I know that knowing what's going on in your head in and of itself doesn't suddenly make things easy, but it's a step. Watch your thoughts, especially the seeming subtle ones that poke at your desire to use. Remember, those thoughts and feelings aren't you.

Now, I'll say some things that Fight the New Drug might not. I wholeheartedly believe that in spite of what choices you've made, in spite of where you may be in your addiction cycle, there is a God who loves you fully and completely, and does not identify you by your addiction or the sins that go with it, and He can help you. Below are some verses that may help you understand how God helps us:

Romans 8:1-3:  So now there is no condemnation for those who belong to Christ Jesus. 2 And because you belong to him, the power of the life-giving Spirit has freed you from the power of sin that leads to death. The law of Moses was unable to save us because of the weakness of our sinful nature. So God did what the law could not do. He sent his own Son in a body like the bodies we sinners have. And in that body God declared an end to sin’s control over us by giving his Son as a sacrifice for our sins.

This tells us that if we believe that Jesus is who he claims, and have accepted his death on the cross for our sins in our place, and that he rose from the dead three days after, then in the eyes of God we are not condemned, but fully accepted and loved. Not only this, but that through the Holy Spirit we are given the power to do what we could not through simply knowing right and wrong.

Mark 11:23-25: For assuredly, I say to you, whoever says to this mountain, ‘Be removed and be cast into the sea,’ and does not doubt in his heart, but believes that those things he says will be done, he will have whatever he says. 24 Therefore I say to you, whatever things you ask when you pray, believe that you receive them, and you will have them. 25 “And whenever you stand praying, if you have anything against anyone, forgive him, that your Father in heaven may also forgive you your trespasses. 26 But if you do not forgive, neither will your Father in heaven forgive your trespasses.”

I believe that this passage holds a very important truth: We must pray believing we have received our salvation through Jesus, and not only that, but the grace, forgiveness, and love that was/is shown through what Jesus did. However, it's important to note that if Christ died for us, he also died for those whom we may be angry or hateful with, and we must forgive them if we believe God has forgiven us. 

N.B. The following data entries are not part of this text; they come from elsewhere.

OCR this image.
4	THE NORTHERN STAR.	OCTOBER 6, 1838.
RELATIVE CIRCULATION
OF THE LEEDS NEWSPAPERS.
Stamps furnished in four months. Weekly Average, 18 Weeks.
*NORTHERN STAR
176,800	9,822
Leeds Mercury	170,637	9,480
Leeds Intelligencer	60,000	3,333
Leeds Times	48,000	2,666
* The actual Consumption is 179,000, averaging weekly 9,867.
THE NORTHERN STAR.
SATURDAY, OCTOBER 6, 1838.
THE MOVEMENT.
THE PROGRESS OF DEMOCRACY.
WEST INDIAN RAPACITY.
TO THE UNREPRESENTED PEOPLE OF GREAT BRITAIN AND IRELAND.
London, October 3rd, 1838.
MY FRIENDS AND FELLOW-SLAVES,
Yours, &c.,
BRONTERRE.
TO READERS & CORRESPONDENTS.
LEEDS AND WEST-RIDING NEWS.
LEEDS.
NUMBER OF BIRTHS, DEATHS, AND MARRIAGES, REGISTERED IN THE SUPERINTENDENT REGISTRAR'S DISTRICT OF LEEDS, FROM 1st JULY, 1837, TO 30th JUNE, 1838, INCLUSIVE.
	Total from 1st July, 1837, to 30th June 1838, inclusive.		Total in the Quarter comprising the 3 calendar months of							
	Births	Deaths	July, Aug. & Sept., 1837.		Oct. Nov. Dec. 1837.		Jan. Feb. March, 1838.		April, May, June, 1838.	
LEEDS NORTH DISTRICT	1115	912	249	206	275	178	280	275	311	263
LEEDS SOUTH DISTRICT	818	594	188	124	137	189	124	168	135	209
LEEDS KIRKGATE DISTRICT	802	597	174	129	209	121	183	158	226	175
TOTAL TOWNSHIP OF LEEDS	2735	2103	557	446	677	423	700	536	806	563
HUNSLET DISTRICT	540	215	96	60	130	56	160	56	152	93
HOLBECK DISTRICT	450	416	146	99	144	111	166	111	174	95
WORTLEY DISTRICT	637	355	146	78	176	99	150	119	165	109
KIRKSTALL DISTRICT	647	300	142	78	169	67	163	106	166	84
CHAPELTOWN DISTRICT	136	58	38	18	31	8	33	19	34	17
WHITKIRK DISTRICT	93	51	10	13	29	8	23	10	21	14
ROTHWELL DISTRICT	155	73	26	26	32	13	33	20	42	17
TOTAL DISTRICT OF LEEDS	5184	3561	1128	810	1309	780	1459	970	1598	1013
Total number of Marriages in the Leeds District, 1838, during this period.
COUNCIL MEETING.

1 Corinthians 10:13: The temptations in your life are no different from what others experience. And God is faithful. He will not allow the temptation to be more than you can stand. When you are tempted, he will show you a way out so that you can endure. 

This passage is often misquoted to say that God won't give you more than you can handle. That isn't true--it's through the hard times that we turn to God so that He can show us his strength and our absence of it. However, it does say that God will provide a way out of our temptation--a way to obey his call to sexual purity in the midst of wanting to throw it away. I think this goes well with the previous verse. God says to pray believing we have received and it will be done--pray believing that God has a way out for you, and you are promised that he will show you a way to endure.

I'm in a place personally where I realize that I do indeed need God's grace every day, and that while God won't take my addiction away, He is working in me to help me stand on top of it instead of it standing on top of me. I should say to be honest that without Him, I couldn't stand at all.